Telling the stories of the migrants who came from all over the world to make South Australia their home, the Migration Museum provides fascinating insight into Adelaide’s rich history and cultural heritage. With respect for the indigenous people of this region, the museum also illustrates the impact of immigration on native Australians.
Explore the Migration Museum on a self-guided tour, or join one of the guided tours or city walking tours that visit the museum. Highlights include exhibitions on “Leaving Britain and Establishing South Australia,” “Immigration in the 20th century,” and “21st Century Migration,” as well as a display devoted to “Pre-European Australia” and the effects that immigration has had on indigenous people.
Things to Know Before You Go
- Entrance to the museum is free, but there is sometimes a charge for special events and temporary exhibitions.
- The museum is suitable for all ages, and children will enjoy the “Discovery Drawers” found throughout the exhibits.
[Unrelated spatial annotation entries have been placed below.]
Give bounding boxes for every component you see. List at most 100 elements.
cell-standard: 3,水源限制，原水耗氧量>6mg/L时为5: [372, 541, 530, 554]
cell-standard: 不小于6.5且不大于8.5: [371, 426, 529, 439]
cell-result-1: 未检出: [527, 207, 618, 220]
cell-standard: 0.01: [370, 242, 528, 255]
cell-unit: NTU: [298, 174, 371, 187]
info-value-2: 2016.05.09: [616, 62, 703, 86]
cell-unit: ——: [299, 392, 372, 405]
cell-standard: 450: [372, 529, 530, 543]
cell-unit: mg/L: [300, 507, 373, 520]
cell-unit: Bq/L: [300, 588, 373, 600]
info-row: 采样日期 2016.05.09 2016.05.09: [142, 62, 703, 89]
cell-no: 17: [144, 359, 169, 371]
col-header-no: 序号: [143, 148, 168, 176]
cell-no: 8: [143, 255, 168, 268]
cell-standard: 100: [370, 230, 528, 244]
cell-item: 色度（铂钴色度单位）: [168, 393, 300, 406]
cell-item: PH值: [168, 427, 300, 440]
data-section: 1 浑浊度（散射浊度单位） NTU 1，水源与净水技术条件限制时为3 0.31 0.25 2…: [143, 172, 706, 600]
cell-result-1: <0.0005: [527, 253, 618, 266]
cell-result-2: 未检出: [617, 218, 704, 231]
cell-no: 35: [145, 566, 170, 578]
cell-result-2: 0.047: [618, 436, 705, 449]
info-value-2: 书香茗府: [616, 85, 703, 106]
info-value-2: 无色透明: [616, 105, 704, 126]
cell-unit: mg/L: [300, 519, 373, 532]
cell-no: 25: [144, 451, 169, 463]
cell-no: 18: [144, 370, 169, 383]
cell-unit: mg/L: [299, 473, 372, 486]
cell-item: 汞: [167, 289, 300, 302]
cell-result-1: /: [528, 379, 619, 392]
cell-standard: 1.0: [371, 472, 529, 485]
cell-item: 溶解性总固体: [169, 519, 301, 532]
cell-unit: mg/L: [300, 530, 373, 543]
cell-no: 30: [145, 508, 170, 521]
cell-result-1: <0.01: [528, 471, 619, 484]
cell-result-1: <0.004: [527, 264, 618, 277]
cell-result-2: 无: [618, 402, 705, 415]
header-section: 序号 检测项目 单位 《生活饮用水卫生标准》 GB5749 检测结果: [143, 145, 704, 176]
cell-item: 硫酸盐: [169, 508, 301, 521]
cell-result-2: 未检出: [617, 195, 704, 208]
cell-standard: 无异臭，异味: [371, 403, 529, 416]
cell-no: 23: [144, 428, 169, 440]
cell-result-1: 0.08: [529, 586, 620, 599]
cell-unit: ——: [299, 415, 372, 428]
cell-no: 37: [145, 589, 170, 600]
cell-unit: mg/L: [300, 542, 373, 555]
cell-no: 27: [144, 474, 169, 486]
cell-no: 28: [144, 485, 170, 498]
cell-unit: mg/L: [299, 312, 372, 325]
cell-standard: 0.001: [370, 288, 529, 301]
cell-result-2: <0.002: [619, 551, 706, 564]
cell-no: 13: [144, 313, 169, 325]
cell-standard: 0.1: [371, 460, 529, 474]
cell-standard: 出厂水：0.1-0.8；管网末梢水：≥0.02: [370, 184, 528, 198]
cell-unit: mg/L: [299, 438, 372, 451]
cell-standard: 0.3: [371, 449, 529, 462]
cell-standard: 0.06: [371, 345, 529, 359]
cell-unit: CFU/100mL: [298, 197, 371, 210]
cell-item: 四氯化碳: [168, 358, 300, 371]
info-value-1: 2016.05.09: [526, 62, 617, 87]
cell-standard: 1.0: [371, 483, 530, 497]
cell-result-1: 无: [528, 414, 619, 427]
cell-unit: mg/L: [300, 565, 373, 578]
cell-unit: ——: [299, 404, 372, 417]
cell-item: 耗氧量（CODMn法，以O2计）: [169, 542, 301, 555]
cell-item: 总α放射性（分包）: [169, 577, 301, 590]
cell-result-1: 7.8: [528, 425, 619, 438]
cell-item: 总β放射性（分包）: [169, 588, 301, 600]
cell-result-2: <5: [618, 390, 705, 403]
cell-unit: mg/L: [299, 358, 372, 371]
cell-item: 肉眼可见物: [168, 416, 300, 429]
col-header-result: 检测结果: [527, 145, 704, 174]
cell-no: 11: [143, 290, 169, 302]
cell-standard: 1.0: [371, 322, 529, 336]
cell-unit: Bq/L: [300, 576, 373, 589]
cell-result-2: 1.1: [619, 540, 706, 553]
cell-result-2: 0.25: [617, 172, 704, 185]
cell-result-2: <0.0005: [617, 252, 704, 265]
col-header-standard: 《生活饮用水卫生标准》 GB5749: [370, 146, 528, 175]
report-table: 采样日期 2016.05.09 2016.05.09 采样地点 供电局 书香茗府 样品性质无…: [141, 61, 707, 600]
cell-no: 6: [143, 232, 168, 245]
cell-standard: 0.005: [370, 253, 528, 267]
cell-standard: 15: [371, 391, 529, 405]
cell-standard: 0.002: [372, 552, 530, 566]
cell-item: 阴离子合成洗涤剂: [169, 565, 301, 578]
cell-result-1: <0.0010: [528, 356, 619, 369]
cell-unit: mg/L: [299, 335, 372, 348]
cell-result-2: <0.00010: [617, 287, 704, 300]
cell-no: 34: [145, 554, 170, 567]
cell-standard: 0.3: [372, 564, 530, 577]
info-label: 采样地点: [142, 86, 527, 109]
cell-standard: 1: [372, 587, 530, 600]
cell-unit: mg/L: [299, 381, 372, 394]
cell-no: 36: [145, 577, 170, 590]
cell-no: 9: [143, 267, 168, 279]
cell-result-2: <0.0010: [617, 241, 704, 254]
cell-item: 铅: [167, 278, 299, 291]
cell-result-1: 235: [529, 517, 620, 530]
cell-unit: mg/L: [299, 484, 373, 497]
- The museum is fully accessible to wheelchair users, and wheelchairs are available to rent.
How to Get There
The Migration Museum is located on Kintore Avenue in downtown Adelaide, just behind the State Library. It’s a short walk to the museum from the main shopping boulevard of Rundle Mall, and buses 241, 248, and 99C stop right outside the museum.
When to Get There
The museum is open daily, year-round. The quietest time to visit is on a weekday morning. Guided museum tours are offered on weekends only.
History of the Migration Museum
The museum is housed in buildings that once belonged to Adelaide’s Destitute Asylum, which provided government welfare to children and expectant mothers from 1878 until the early 20th century. The exhibition “In this Place” tells the story of the former inhabitants, including 1,678 babies who were born in its rooms.